This case study required:
An in depth knowledge of Kubernetes components
An in depth knowledge of Linux, bash
The ability to quickly learn and apply Terraform to a production system
The ability to reconcile multiple sources of truth into a single production infrastructure specification
The ability to with with colleagues with different specialisations to bring together a large, production cluster
As part of some work in conjunction with a major eCommerce hosting parther the underlying infrastructure on which their systems are executed was being rebuilt. Primarily this was because the partner could not tolerate a large amount of risk while upgrading their clusters and their clusters are both fairly large and made up of very large machines with multiple services executing on each machine.
However, a new cluster design presents the opportunity to reduce maintenance cost and try new features available in the Kubernetes landscape such as Cilium, IPVS in the kube-proxy layer and other ways of managing the system.
Definitions largely existed for the cluster as well as a solid plan for the design, workload placement and so on. However, in the past parts of the AWS infrastructure was either manually managed or managed in CloudFormation templates that were in turn managed with custom tooling that was less well understood.
The plan with the redesign of the cluster was to significantly reduce the cost of maintenance for future clusters so that team members could be allowed to spend their time designing new features, rather than solving and even resolving bugs on the existing cluster.
To that end, the following goals were defined:
The technology used to specify the cluster should be widely used and have a low barrier to entry
The cluster itself should be designed in a way that this technology was not responsible for the actual cluster specification, but rather for templating images that could be used to expand the cluster as required.
The definitions were under version control, and deployed either via CI/CD or in a systematic way (for example, on a given branch))
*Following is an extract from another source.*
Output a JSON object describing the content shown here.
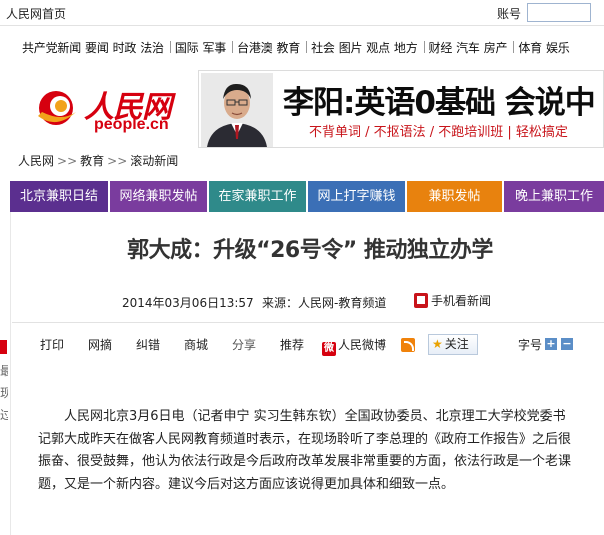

The technology "Terraform" fit this criteria very well. Though I did not know the technology well at the start of the project it followed principles otherwise common in infrastructure as code tooling such as idempotency, declarative specifications and a dependency graph. Further, it is in wide industry use as a "common" tool for managing cloud infrastructure and has a low barrier to entry and superb documentation.
Reviewing existing definitions
The first requirement of this work is to get the cluster definitions as they previously existed in version control, AWS and other sources into a single terraform repository. This included reviewing the existing tooling to generate the CloudFormation templates, diffing that output against the production systems and translating that configuration into terraform definitions.
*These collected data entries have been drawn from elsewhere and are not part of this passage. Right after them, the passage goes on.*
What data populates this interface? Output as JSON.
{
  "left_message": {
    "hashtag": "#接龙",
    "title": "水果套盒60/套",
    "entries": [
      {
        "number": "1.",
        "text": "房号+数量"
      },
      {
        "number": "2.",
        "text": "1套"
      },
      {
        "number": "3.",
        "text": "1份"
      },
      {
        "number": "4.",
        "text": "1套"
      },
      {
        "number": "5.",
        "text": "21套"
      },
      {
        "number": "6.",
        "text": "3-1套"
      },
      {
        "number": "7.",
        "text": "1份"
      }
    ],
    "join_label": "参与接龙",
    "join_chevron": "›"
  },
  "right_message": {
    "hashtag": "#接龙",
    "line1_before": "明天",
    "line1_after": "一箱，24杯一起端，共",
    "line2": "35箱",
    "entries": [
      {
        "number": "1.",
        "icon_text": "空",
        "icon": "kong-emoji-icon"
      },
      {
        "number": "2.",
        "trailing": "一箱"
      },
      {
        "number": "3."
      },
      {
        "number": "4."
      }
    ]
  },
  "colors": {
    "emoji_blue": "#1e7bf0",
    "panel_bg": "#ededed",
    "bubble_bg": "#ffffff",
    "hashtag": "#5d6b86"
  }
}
Practically this meant defining modules for the worker nodes, master nodes and other required supporting services.
The next phase of the work is to launch a new cluster that is of the same specification as the previous clusters and determine if there were notable differences between what was created in Terraform compared to what existed in production in the other regions.
There were several minor issues that needed to be addressed, as well as some changes to configuration management templates in Salt.
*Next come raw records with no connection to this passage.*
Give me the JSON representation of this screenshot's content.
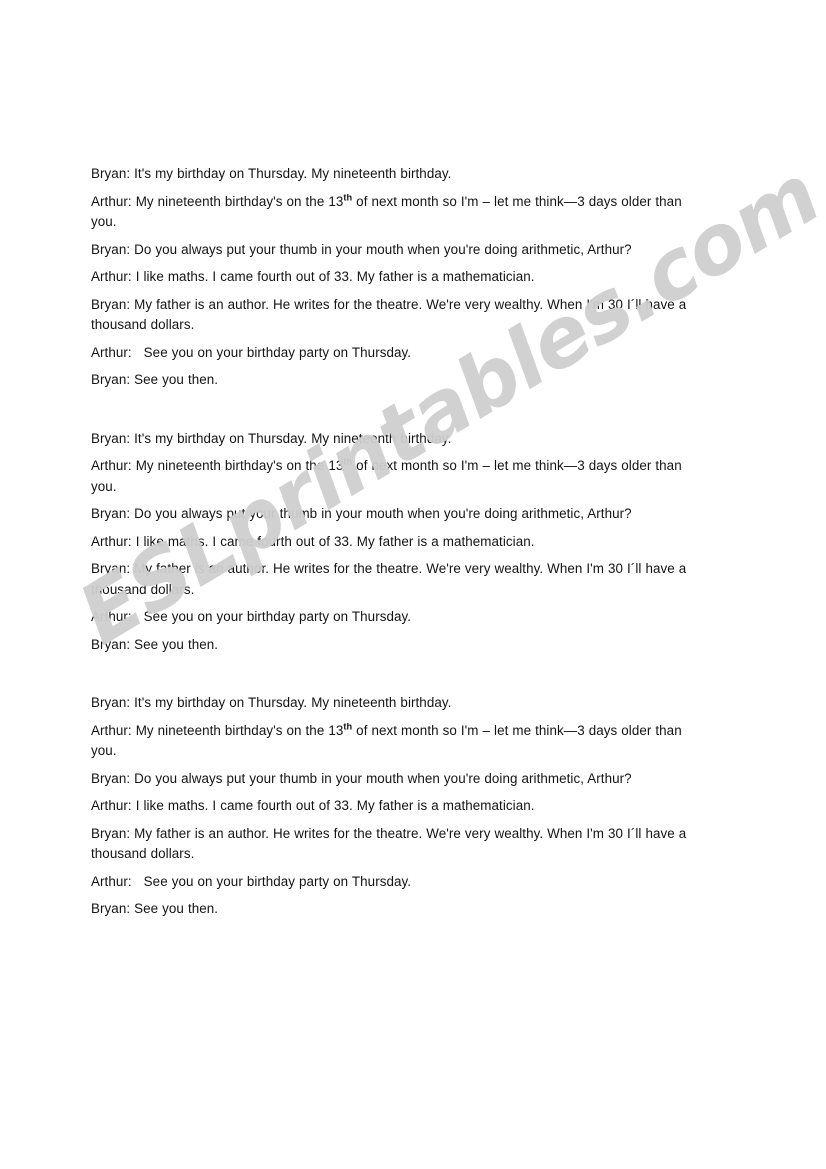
{
  "document": {
    "page_background": "#ffffff",
    "text_color": "#141414",
    "watermark": {
      "text": "ESLprintables.com",
      "color": "#cfcfcf",
      "rotation_degrees": -31
    },
    "blocks": [
      {
        "id": "dialogue-block-1",
        "lines": [
          {
            "speaker": "Bryan:",
            "gap": " ",
            "text": "It's my birthday on Thursday. My nineteenth birthday."
          },
          {
            "speaker": "Arthur:",
            "gap": " ",
            "pre": "My nineteenth birthday's on the 13",
            "sup": "th",
            "post": " of next month so I'm – let me think—3 days older than you."
          },
          {
            "speaker": "Bryan:",
            "gap": " ",
            "text": "Do you always put your thumb in your mouth when you're doing arithmetic, Arthur?"
          },
          {
            "speaker": "Arthur:",
            "gap": " ",
            "text": "I like maths. I came fourth out of 33. My father is a mathematician."
          },
          {
            "speaker": "Bryan:",
            "gap": " ",
            "text": "My father is an author. He writes for the theatre. We're very wealthy. When I'm 30 I´ll have a thousand dollars."
          },
          {
            "speaker": "Arthur:",
            "gap": "   ",
            "text": "See you on your birthday party on Thursday."
          },
          {
            "speaker": "Bryan:",
            "gap": " ",
            "text": "See you then."
          }
        ]
      },
      {
        "id": "dialogue-block-2",
        "lines": [
          {
            "speaker": "Bryan:",
            "gap": " ",
            "text": "It's my birthday on Thursday. My nineteenth birthday."
          },
          {
            "speaker": "Arthur:",
            "gap": " ",
            "pre": "My nineteenth birthday's on the 13",
            "sup": "th",
            "post": " of next month so I'm – let me think—3 days older than you."
          },
          {
            "speaker": "Bryan:",
            "gap": " ",
            "text": "Do you always put your thumb in your mouth when you're doing arithmetic, Arthur?"
          },
          {
            "speaker": "Arthur:",
            "gap": " ",
            "text": "I like maths. I came fourth out of 33. My father is a mathematician."
          },
          {
            "speaker": "Bryan:",
            "gap": " ",
            "text": "My father is an author. He writes for the theatre. We're very wealthy. When I'm 30 I´ll have a thousand dollars."
          },
          {
            "speaker": "Arthur:",
            "gap": "   ",
            "text": "See you on your birthday party on Thursday."
          },
          {
            "speaker": "Bryan:",
            "gap": " ",
            "text": "See you then."
          }
        ]
      },
      {
        "id": "dialogue-block-3",
        "lines": [
          {
            "speaker": "Bryan:",
            "gap": " ",
            "text": "It's my birthday on Thursday. My nineteenth birthday."
          },
          {
            "speaker": "Arthur:",
            "gap": " ",
            "pre": "My nineteenth birthday's on the 13",
            "sup": "th",
            "post": " of next month so I'm – let me think—3 days older than you."
          },
          {
            "speaker": "Bryan:",
            "gap": " ",
            "text": "Do you always put your thumb in your mouth when you're doing arithmetic, Arthur?"
          },
          {
            "speaker": "Arthur:",
            "gap": " ",
            "text": "I like maths. I came fourth out of 33. My father is a mathematician."
          },
          {
            "speaker": "Bryan:",
            "gap": " ",
            "text": "My father is an author. He writes for the theatre. We're very wealthy. When I'm 30 I´ll have a thousand dollars."
          },
          {
            "speaker": "Arthur:",
            "gap": "   ",
            "text": "See you on your birthday party on Thursday."
          },
          {
            "speaker": "Bryan:",
            "gap": " ",
            "text": "See you then."
          }
        ]
      }
    ]
  }
}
The next phase of the work was to iterate on the existing design of the cluster to attempt to resolve some of the gnarlier issues that were harder to address with the previous cluster. Originally slated were:
Switch from Calico to Cilium
Switch from iptables to IPVS
Network topological changes to remove redundant resources and remove absolute complexity
Improvements to network security tooling (NetworkPolicy, inter-node communication)
These changes proceeded smoothly in development. The new cluster was load tested at ~20k services and hundreds of pods per node and appeared to be functioning correctly.
While rolling out the changes to production systems there were some unexpected issues:
Cilium did not bootstrap correctly as it was unable to connect to etcd, in turn bootstrapped by the clsuter reliably. This has been resolved in 1.6 by using CRDs instead of etcd but was too late in this iteration of the cluster.
IPVS consumed a very large amount of CPU iterating over virtual interfaces
Accordingly, both of those changes were reverted as the new cluster rolled out. They are still planned for future infrastructure changes but missed this design of the cluster.
Beyond that, the new cluster was rolled out fairly successfully with minor issues where configuration drift from the previous cluster had not been committed to the new cluster, upgraded version of software (NFS/ZFS) did not function exactly as expected or assumptions in the network topology reduction proved incorrect.
As the cluster reached production several issues were discovered that meant some features needed to be rolled back to the previous cluster design. This introduced some of the same problems as the previous cluster has, though those problems were mitigated by upstream changes in various system components that were upgraded with the new cluster.
With that said the new cluster definitions reduced the cost of replicating changes around various world regions as well should reduce the ongoing cost of maintenance for this system. The terraform definitions are now the authoritative source of change management for cluster infrastructure.